No sabemos el parapeto de Bush cuánto tiempo aguantará. De momento el presidente parece que ha ligado su futuro a la suerte de Rumsfeld. En Irak funciona incluso una especie de top manta en el que se venden o intercambian las mejores fotos o vídeos de las torturas contra la población iraquí.

Inmediatamente van a comenzar determinados procesos judiciales para tratar de calmar a la nación árabe. Pero en su defensa, ya comienzan a alegar los cabezas de turco que actuaron siempre por directa indicación de sus superiores. Esos mismos que nunca les informaron de la existencia de la Convención de Ginebra, ya que los norteamericanos no deben someterse a ninguna ley de carácter internacional. Para sus soldados y buena parte de la población los iraquíes son terroristas, no son humanos y por tanto, no pueden poseer ni reclamar derecho alguno.
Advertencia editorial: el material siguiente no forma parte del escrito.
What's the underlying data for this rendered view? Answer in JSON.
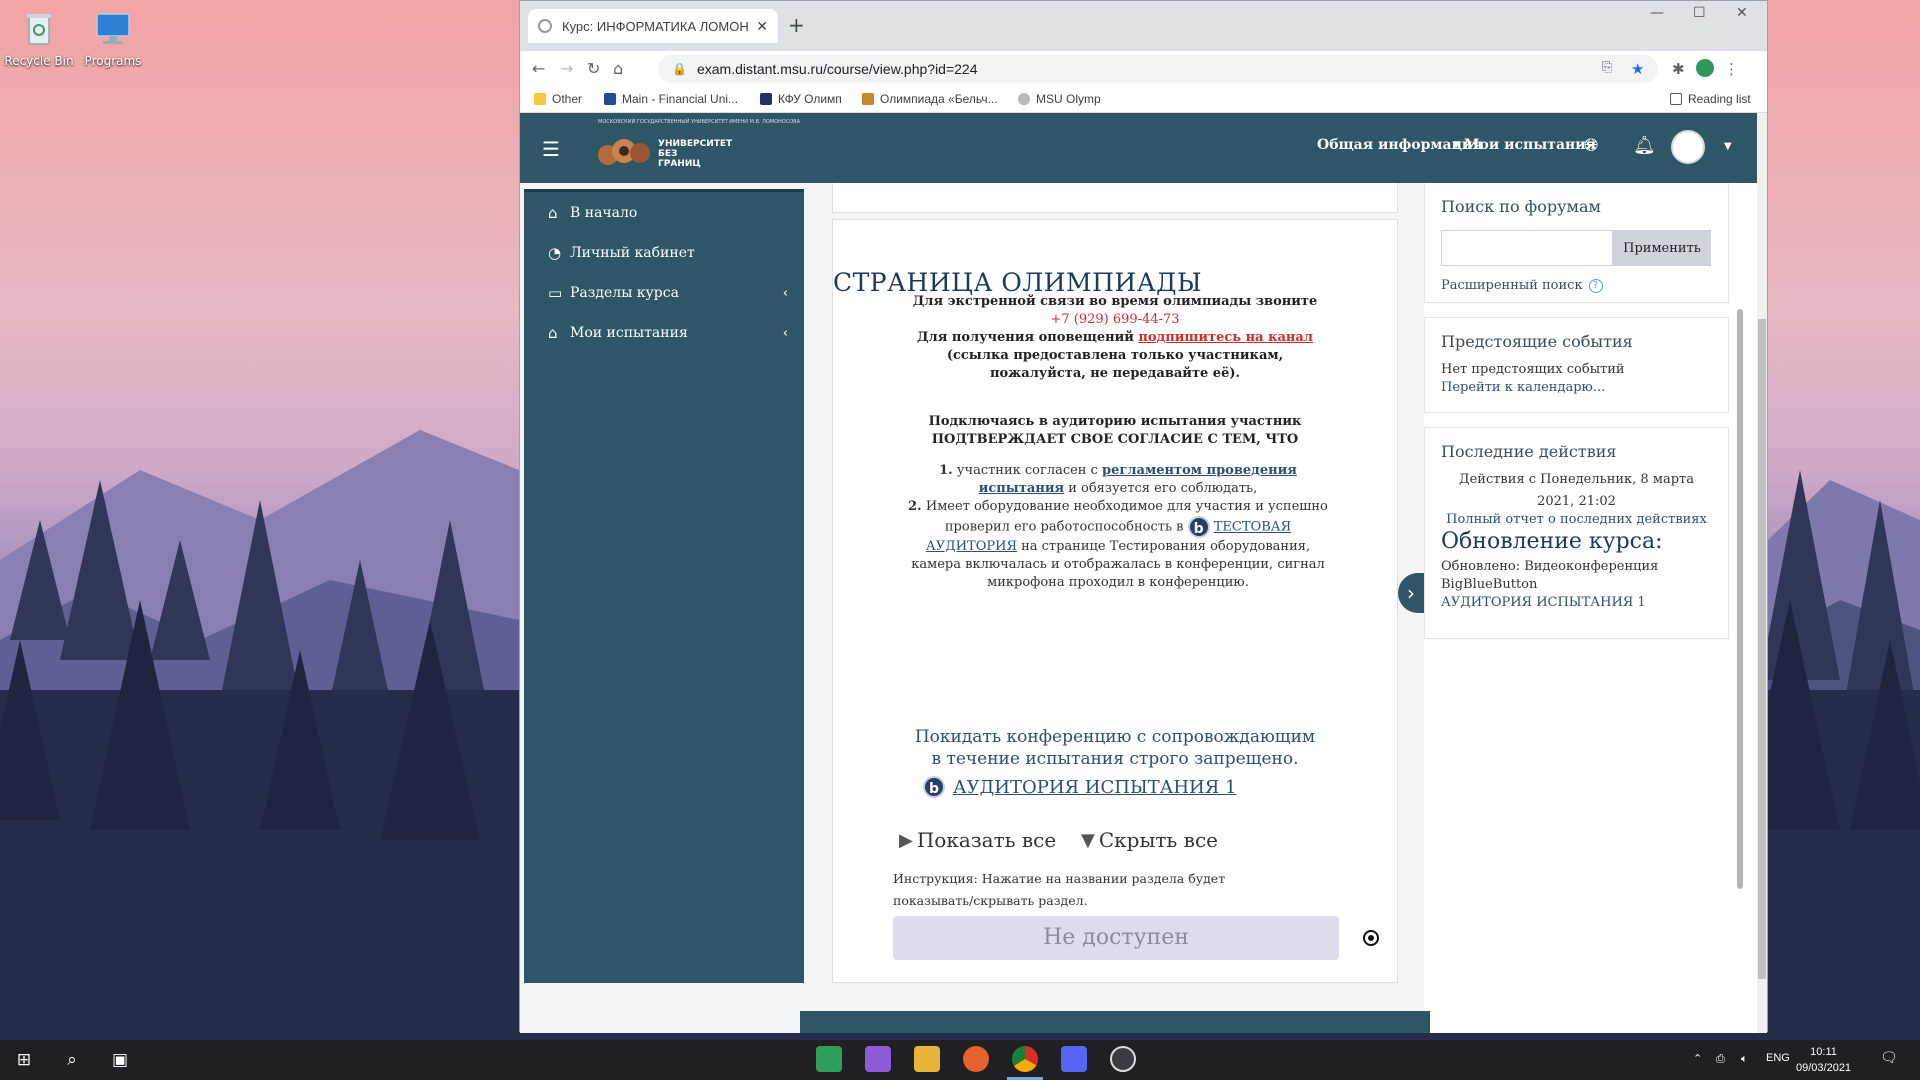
{
  "desktop": {
    "icons": [
      {
        "label": "Recycle Bin",
        "icon": "recycle-bin-icon"
      },
      {
        "label": "Programs",
        "icon": "monitor-icon"
      }
    ]
  },
  "browser": {
    "tab_title": "Курс: ИНФОРМАТИКА ЛОМОН",
    "url": "exam.distant.msu.ru/course/view.php?id=224",
    "bookmarks": [
      "Other",
      "Main - Financial Uni...",
      "КФУ Олимп",
      "Олимпиада «Бельч...",
      "MSU Olymp"
    ],
    "reading_list": "Reading list"
  },
  "site": {
    "logo_text": "УНИВЕРСИТЕТ\nБЕЗ\nГРАНИЦ",
    "logo_small": "МОСКОВСКИЙ ГОСУДАРСТВЕННЫЙ УНИВЕРСИТЕТ ИМЕНИ М.В. ЛОМОНОСОВА",
    "nav": {
      "general_info": "Общая информация",
      "my_tests": "Мои испытания"
    },
    "sidebar": [
      {
        "label": "В начало",
        "icon": "home-icon"
      },
      {
        "label": "Личный кабинет",
        "icon": "dashboard-icon"
      },
      {
        "label": "Разделы курса",
        "icon": "folder-icon"
      },
      {
        "label": "Мои испытания",
        "icon": "graduation-cap-icon"
      }
    ],
    "content": {
      "title": "СТРАНИЦА ОЛИМПИАДЫ",
      "emergency": "Для экстренной связи во время олимпиады звоните",
      "phone": "+7 (929) 699-44-73",
      "notify_prefix": "Для получения оповещений",
      "notify_link": "подпишитесь на канал",
      "notify_note1": "(ссылка предоставлена только участникам,",
      "notify_note2": "пожалуйста, не передавайте её).",
      "agree1": "Подключаясь в аудиторию испытания участник",
      "agree2": "ПОДТВЕРЖДАЕТ СВОЕ СОГЛАСИЕ С ТЕМ, ЧТО",
      "item1_num": "1.",
      "item1_pre": "участник согласен с",
      "item1_link": "регламентом проведения испытания",
      "item1_post": "и обязуется его соблюдать,",
      "item2_num": "2.",
      "item2_pre": "Имеет оборудование необходимое для участия и успешно проверил его работоспособность в",
      "item2_link": "ТЕСТОВАЯ АУДИТОРИЯ",
      "item2_post": "на странице Тестирования оборудования, камера включалась и отображалась в конференции, сигнал микрофона проходил в конференцию.",
      "warning1": "Покидать конференцию с сопровождающим",
      "warning2": "в течение испытания строго запрещено.",
      "room_link": "АУДИТОРИЯ ИСПЫТАНИЯ 1",
      "show_all": "Показать все",
      "hide_all": "Скрыть все",
      "instruction": "Инструкция: Нажатие на названии раздела будет показывать/скрывать раздел.",
      "not_available": "Не доступен"
    },
    "blocks": {
      "forum_search": {
        "title": "Поиск по форумам",
        "button": "Применить",
        "input_value": "",
        "advanced": "Расширенный поиск"
      },
      "upcoming": {
        "title": "Предстоящие события",
        "none": "Нет предстоящих событий",
        "calendar_link": "Перейти к календарю..."
      },
      "recent": {
        "title": "Последние действия",
        "since": "Действия с Понедельник, 8 марта 2021, 21:02",
        "full_report": "Полный отчет о последних действиях",
        "update_heading": "Обновление курса:",
        "updated": "Обновлено: Видеоконференция BigBlueButton",
        "updated_link": "АУДИТОРИЯ ИСПЫТАНИЯ 1"
      }
    }
  },
  "taskbar": {
    "lang": "ENG",
    "time": "10:11",
    "date": "09/03/2021"
  },
  "colors": {
    "site_header": "#2f5667",
    "link_red": "#d32a2a",
    "link_blue": "#2b4f72"
  }
}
Con este tipo de actitudes, es bien fácil pensar cómo le lavan el cerebro a la tropa antes de una intervención. Muchos piensan que con su acción están vengando a los paisanos que murieron en el 11S. Otros están convencidos de que estarán salvando al mundo de futuros o presentes terroristas. Pero los mercenarios occidentales han demostrado con creces la bajeza de su misión y la podredumbre moral que representan. Seguramente habrán rodado varias snuff movies que satisfarán los morbosos deseos de mucho enfermo mental de las sociedades industriales avanzadas. No habrá que esperar mucho para bajar lo más “light” de estos materiales en las redes de intercambio de archivos P2P para escarnio, no ya del humillado, sino del humillador.

Pero lo peor de todo es que siguen dando alas al terrorismo ese que dicen combatir. En una espiral sin fin de retroalimentación continua, ante la vista de estas imágenes de los nuevos cruzados, tan brutales como los de antaño, los musulmanes sentirán la humillación como persona y como colectivo y, por ende, los deseos más naturales de venganza. Pocas palabras bonitas deben estar saliendo de las bocas de los imanes —suníes o shiíes— de las mezquitas de todo el mundo.

Y poca paciencia debe quedarle ya a los ulemas y religiosos moderados o colaboracionistas con el invasor para dar el paso que ya dio Al Sadr. Ese temido momento puede estar ya cerca. Entonces sí que hablaremos de un segundo Vietnam. Ni la dimisión de Rumsfeld, ni juicios televisados contra los ejecutores de las torturas podrán mejorar la imagen de los EEUU (y de Inglaterra y Australia) en el mundo árabe. Bush, Blair y los suyos las conocían desde el año pasado y no hicieron nada por evitarlas ni por castigar a los culpables. Duros tiempos se avecinan para ambos. Su manifiesta debilidad interna y externa puede hacer pensar que es el mejor momento para iniciar una iniciativa diplomática en Naciones Unidas y la Liga Árabe para acabar con tamaño desaguisado. Dejar pasar esta oportunidad en un momento coyuntural extraordinario sólo conllevaría más costes humanos y materiales y el alargamiento indefinido del conflicto. Los invasores no podrán ganar esta guerra colonial enfrentados a todo un pueblo. Cuanto antes se den cuenta de ello, será mejor para todos.